Crise Humanitária em Zaporizhzhia: Coalizão Internacional emite apelo urgente pelo fim do uso de Bombas Planadoras (KABs)
Em meio a uma escalada sem precedentes nos ataques aéreos, líderes comunitários, organizações de direitos humanos e autoridades locais de Zaporizhzhia emitiram hoje, 16 de março de 2026, um apelo global pelo cessar imediato do uso de bombas aéreas guiadas, conhecidas como KABs (Upravlyayemaya Aviatsionnaya Bomba).

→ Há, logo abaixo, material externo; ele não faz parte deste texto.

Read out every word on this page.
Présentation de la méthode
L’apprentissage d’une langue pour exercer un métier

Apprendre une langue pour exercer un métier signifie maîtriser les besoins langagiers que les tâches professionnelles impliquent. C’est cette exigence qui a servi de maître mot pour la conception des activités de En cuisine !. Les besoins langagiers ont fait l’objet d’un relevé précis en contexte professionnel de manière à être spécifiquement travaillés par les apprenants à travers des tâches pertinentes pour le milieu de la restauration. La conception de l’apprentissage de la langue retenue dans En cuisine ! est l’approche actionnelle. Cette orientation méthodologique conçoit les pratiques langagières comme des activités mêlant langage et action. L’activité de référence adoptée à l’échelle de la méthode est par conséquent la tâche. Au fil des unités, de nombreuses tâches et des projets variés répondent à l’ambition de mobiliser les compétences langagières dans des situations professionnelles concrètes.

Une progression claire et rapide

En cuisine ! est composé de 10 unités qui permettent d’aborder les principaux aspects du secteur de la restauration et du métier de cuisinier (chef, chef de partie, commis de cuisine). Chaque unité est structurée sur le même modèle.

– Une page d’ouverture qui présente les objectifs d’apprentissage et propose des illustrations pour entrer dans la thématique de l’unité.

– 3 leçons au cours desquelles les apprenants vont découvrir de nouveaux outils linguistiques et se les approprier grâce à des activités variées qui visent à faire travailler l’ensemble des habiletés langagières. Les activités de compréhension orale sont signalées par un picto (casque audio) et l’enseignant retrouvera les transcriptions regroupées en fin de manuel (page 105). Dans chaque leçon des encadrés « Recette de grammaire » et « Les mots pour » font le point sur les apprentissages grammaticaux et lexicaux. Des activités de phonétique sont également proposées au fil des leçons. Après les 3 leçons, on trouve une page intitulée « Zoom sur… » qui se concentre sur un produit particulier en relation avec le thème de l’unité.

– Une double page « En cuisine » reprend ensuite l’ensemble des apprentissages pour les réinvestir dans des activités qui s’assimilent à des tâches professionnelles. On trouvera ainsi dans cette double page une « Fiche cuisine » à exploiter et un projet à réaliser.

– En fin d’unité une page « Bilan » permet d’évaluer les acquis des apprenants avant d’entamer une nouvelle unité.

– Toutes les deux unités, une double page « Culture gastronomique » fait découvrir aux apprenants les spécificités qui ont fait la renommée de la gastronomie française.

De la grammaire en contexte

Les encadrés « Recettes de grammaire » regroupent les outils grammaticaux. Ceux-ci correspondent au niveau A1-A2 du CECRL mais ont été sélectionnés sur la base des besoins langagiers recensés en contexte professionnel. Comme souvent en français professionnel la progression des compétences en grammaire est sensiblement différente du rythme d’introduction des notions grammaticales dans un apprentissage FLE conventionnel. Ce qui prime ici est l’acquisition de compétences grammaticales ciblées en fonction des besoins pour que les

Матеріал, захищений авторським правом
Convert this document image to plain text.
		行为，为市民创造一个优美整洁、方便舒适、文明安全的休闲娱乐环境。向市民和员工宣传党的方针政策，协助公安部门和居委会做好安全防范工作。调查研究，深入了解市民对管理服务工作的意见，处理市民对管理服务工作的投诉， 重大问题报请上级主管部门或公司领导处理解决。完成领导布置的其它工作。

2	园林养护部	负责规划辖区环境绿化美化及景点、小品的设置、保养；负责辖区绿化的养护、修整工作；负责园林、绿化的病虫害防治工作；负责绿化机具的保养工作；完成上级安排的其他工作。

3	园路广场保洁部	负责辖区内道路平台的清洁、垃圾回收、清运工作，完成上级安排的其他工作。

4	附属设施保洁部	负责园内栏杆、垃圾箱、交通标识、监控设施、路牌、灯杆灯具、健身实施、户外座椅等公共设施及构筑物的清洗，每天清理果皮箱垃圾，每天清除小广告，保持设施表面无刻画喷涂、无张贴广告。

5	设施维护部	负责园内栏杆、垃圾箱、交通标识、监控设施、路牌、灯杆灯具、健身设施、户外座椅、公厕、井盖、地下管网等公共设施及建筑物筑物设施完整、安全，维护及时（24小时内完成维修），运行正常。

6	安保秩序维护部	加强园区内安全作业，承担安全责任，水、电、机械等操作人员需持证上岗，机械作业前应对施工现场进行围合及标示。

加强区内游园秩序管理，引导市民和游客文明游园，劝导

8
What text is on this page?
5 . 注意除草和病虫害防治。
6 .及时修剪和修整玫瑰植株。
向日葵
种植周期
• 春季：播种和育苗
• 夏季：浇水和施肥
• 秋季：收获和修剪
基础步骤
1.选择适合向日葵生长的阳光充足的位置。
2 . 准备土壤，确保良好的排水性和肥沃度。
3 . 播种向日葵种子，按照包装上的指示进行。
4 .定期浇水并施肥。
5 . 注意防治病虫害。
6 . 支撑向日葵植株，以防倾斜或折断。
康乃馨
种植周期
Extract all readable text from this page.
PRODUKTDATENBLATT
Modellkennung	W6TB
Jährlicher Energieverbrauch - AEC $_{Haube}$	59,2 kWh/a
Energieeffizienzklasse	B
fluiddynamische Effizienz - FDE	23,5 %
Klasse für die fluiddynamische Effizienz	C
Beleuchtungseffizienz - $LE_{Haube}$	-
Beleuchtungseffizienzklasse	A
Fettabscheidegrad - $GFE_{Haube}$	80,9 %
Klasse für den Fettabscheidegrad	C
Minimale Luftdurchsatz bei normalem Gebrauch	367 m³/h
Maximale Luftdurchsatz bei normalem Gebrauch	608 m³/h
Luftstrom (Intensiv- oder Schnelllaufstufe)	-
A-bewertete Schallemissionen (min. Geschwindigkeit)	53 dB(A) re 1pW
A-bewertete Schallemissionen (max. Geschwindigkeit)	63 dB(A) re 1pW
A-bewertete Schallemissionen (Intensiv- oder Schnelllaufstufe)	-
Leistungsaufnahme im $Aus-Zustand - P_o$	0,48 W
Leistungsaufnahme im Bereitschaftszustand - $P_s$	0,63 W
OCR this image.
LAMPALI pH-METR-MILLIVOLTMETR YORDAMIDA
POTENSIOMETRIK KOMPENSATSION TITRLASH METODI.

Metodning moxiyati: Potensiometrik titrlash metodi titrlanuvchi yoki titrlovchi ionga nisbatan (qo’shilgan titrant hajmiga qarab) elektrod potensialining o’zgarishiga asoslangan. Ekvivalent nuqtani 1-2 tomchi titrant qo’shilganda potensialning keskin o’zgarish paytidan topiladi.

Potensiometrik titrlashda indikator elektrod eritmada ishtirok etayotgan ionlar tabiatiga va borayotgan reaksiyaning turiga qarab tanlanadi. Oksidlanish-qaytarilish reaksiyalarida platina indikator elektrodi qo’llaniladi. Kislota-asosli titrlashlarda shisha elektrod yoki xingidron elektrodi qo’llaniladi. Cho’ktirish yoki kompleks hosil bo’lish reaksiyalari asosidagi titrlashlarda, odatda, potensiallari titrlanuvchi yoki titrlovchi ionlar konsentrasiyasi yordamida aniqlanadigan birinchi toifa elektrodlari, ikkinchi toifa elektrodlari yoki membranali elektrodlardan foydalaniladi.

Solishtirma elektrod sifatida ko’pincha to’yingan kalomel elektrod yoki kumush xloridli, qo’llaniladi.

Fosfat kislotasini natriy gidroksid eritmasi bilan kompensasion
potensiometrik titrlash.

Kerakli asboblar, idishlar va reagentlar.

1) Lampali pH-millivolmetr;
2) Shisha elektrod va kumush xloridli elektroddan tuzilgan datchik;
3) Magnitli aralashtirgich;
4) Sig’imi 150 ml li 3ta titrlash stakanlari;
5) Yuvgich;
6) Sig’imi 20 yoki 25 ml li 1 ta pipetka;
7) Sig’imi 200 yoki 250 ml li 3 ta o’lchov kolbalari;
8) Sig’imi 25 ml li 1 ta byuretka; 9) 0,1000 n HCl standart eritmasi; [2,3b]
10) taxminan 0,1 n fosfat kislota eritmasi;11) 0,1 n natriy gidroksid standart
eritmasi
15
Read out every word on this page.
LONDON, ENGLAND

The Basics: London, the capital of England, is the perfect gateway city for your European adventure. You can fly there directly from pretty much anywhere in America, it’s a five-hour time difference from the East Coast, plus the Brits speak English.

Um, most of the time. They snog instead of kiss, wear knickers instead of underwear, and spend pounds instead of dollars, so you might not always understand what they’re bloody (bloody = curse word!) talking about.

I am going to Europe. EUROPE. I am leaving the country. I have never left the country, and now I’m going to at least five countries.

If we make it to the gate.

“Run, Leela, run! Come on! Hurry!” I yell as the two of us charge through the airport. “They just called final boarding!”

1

O armamento, que se tornou a principal ferramenta de destruição russa na linha de frente, tem causado níveis catastróficos de destruição em áreas residenciais e infraestrutura civil crítica.
O Terror das KABs: Impacto Tático e Humano
Diferente dos drones interceptáveis, as bombas KABs são munições pesadas (variando de 250 kg a 1.500 kg) equipadas com kits de "planagem" e GPS. Elas permitem que aeronaves russas as lancem a dezenas de quilômetros de distância, fora do alcance da maioria das defesas aéreas ucranianas.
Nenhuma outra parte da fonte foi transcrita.